Wednesday, November 18, 2009

28 Weeks: This belly isn’t the only thing that’s growing around here

So this week, Keiki is the size of a Chinese cabbage. But don’t you think that Keiki should be a Napa cabbage? I mean, we like to keep our produce local in the Henig household. Just last Sunday, I rejected blueberries from Argentina, even though they are Jacob’s favorite. . .

Focus, Monkey Brain, focus!

So. Here we are, the third trimester. The hoooome stretch. The final act. The downhill slope. Should I keep going here, or have I made my point?

In 12 weeks or so, there’s going to be a person here. Did you HEAR ME INTERNET?? A real, live, crying, eating, burping, spewing, pooping person. Holy Bela Karolyi!! While this working through Jacob’s birth means that I am feeling a lot more, I’d like a smidge of denial back.
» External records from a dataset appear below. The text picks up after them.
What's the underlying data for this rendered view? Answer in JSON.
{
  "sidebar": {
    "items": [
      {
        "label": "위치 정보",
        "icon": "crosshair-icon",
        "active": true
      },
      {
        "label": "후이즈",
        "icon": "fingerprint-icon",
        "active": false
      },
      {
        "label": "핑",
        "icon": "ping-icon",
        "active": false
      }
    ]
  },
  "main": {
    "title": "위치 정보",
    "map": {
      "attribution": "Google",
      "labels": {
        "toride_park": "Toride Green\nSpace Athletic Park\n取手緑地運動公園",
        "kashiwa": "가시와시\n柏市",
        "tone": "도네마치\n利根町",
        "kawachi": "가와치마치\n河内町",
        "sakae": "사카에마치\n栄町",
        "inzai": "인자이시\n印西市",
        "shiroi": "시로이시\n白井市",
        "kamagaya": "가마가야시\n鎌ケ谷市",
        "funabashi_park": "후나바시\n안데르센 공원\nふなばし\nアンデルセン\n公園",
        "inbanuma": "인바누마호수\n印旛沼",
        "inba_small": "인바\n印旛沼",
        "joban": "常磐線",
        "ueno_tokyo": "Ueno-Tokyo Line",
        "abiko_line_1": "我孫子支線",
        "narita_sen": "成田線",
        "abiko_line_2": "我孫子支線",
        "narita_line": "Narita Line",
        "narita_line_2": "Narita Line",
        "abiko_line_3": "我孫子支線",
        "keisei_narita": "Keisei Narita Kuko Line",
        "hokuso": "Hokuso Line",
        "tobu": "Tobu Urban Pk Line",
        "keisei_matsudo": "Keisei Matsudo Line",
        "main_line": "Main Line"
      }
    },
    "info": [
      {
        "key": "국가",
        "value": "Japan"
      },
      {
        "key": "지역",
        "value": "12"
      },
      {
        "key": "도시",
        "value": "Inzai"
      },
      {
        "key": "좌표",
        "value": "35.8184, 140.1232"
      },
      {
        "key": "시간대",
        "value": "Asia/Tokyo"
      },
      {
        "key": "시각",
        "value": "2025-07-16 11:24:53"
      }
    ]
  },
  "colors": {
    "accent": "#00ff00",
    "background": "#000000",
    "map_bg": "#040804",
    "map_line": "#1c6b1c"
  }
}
It’s funny because I started writing the above portion of this post on Monday, but after my OB appointment, I don’t feel as freaked out. Oh, I’m sure it will come back. My freshman year of college, I would have a moment every few months when I’d think, Holy Shit! I’m at HARVARD, completely freak out, and then it would pass. This is kind of like that. I know intellectually that caring for a newborn is a lot of work, but it’s not rocket science. Yes, there are potential sleep issues, reflux, breast-feeding, but I feel pretty confident about my basic baby care skills. The whole parenting two kids thing is a whole different animal, but I feel like I will be able to tend to Keiki and Jakey’s basic needs, even in a zombie state.

What makes me feel so good right now is that I feel surer that I will not repeat the same experience that I had with Jacob’s birth. That is not to say that there won’t be possible complications or even a similar outcome in terms of the facts of the birth. I may have another child in distress; I may have other complications or physical trauma. But the pain of Jacob’s birth is not just what happened, but my own reaction to it, my shutting down and letting everything happen to me because I was too scared to do anything else.

Over the last few weeks, I’ve felt a lot of emotional pain, I’ve cried a lot, and talked and written a lot about my experience with Jacob’s birth. And the weird thing is that it’s been amazing. It is scary to relive some of those moments from a couple of years ago, to bring myself to experience memories that I’d rather put in a box, tie up with string and label “I’m fine.” But those little boxes add up, weighing me down like a pair of cement shoes.

As I visit the memories of Jacob’s birth and aftermath, feelings come rushing in like the undertow of the Atlantic that I swam in as a kid. What I learned physically so long ago is what I’m trying to learn emotionally now: for the most part, if I can lean into the undertow, if I do not fight it, it will wash over me and bring me safely to shore.

And so I’m letting a lot wash through me, and it’s painful, but it hurts so good. It is the soreness after a good workout, the tired relaxation that follows any act of expression. It is growth.